Palavras-chave: Modalidade Deôntica. Construção. Microconstruções ter que e ter de.
Introdução
A pesquisa realizada se dedica a analisar e descrever em uma perspectiva construcional os usos de ter que e ter de no Português Brasileiro (PB), nas modalidades falada e escrita, com enfoque especial na variante falada em Goiás, reconhecida como Fala Goiana (FG). Abordando também sobre a Modalização em seus aspectos conceituais e a aplicação na fala, especificamente os deônticos. A partir de pressupostos de teorias de língua em uso, abrigadas na Linguística Centrada no Uso (LCU), especialmente da Gramática de Construções (GC), essas formas verbais são admitidas como construções.
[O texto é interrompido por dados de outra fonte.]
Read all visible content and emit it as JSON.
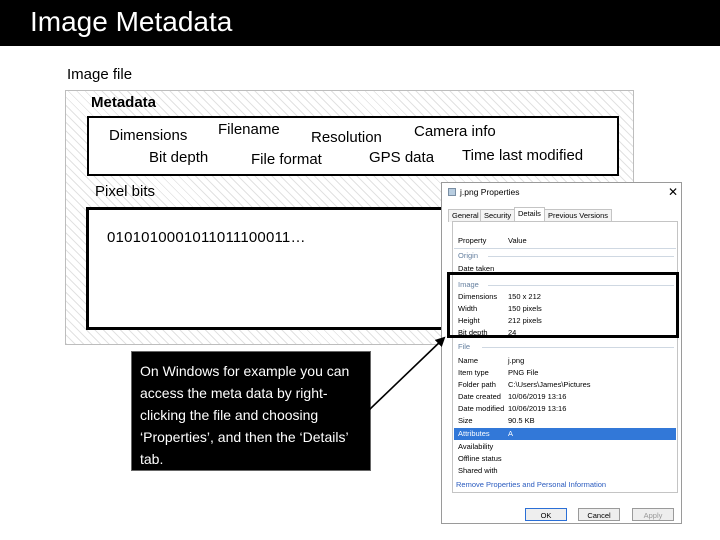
{
  "slide": {
    "title": "Image Metadata",
    "image_file_label": "Image file",
    "metadata_label": "Metadata",
    "metadata_words": {
      "dimensions": "Dimensions",
      "filename": "Filename",
      "resolution": "Resolution",
      "camera_info": "Camera info",
      "bit_depth": "Bit depth",
      "file_format": "File format",
      "gps_data": "GPS data",
      "time_last_modified": "Time last modified"
    },
    "pixel_bits_label": "Pixel bits",
    "pixel_bits_value": "0101010001011011100011…",
    "note_text": "On Windows for example you can access the meta data by right-clicking the file and choosing ‘Properties’, and then the ‘Details’ tab."
  },
  "properties_window": {
    "title": "j.png Properties",
    "close_glyph": "✕",
    "tabs": [
      "General",
      "Security",
      "Details",
      "Previous Versions"
    ],
    "active_tab": "Details",
    "columns": {
      "property": "Property",
      "value": "Value"
    },
    "sections": {
      "origin": "Origin",
      "image": "Image",
      "file": "File"
    },
    "rows": {
      "date_taken": {
        "name": "Date taken",
        "value": ""
      },
      "dimensions": {
        "name": "Dimensions",
        "value": "150 x 212"
      },
      "width": {
        "name": "Width",
        "value": "150 pixels"
      },
      "height": {
        "name": "Height",
        "value": "212 pixels"
      },
      "bit_depth": {
        "name": "Bit depth",
        "value": "24"
      },
      "name": {
        "name": "Name",
        "value": "j.png"
      },
      "item_type": {
        "name": "Item type",
        "value": "PNG File"
      },
      "folder_path": {
        "name": "Folder path",
        "value": "C:\\Users\\James\\Pictures"
      },
      "date_created": {
        "name": "Date created",
        "value": "10/06/2019 13:16"
      },
      "date_modified": {
        "name": "Date modified",
        "value": "10/06/2019 13:16"
      },
      "size": {
        "name": "Size",
        "value": "90.5 KB"
      },
      "attributes": {
        "name": "Attributes",
        "value": "A"
      },
      "availability": {
        "name": "Availability",
        "value": ""
      },
      "offline_status": {
        "name": "Offline status",
        "value": ""
      },
      "shared_with": {
        "name": "Shared with",
        "value": ""
      }
    },
    "remove_link": "Remove Properties and Personal Information",
    "buttons": {
      "ok": "OK",
      "cancel": "Cancel",
      "apply": "Apply"
    }
  }
}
As formas verbais ter que e ter de foram descritas a partir da funcionalidade de cada uma delas e tendo-se como referência a hipótese de ter que como uso mais frequente em função do apagamento de ter de, sugerindo uma provável especialização de ter que na função de modal deôntico no PB.
Tendo como referência a Gramática de Construções de Goldberg (1995; 2006), Croft (2001) e de Traugott e Trousdale (2013), bem como outros pressupostos que admitem que a língua se fundamenta em processos cognitivos como Bybee (2010; 2016), esta pesquisa concebe o fenômeno linguístico sob análise como construção, que é um pareamento simbólico e convencional de forma e função. (cf. Croft, 2001; Goldberg, 2006). As construções são interligadas umas às outras por vários elos ou links, formando uma rede.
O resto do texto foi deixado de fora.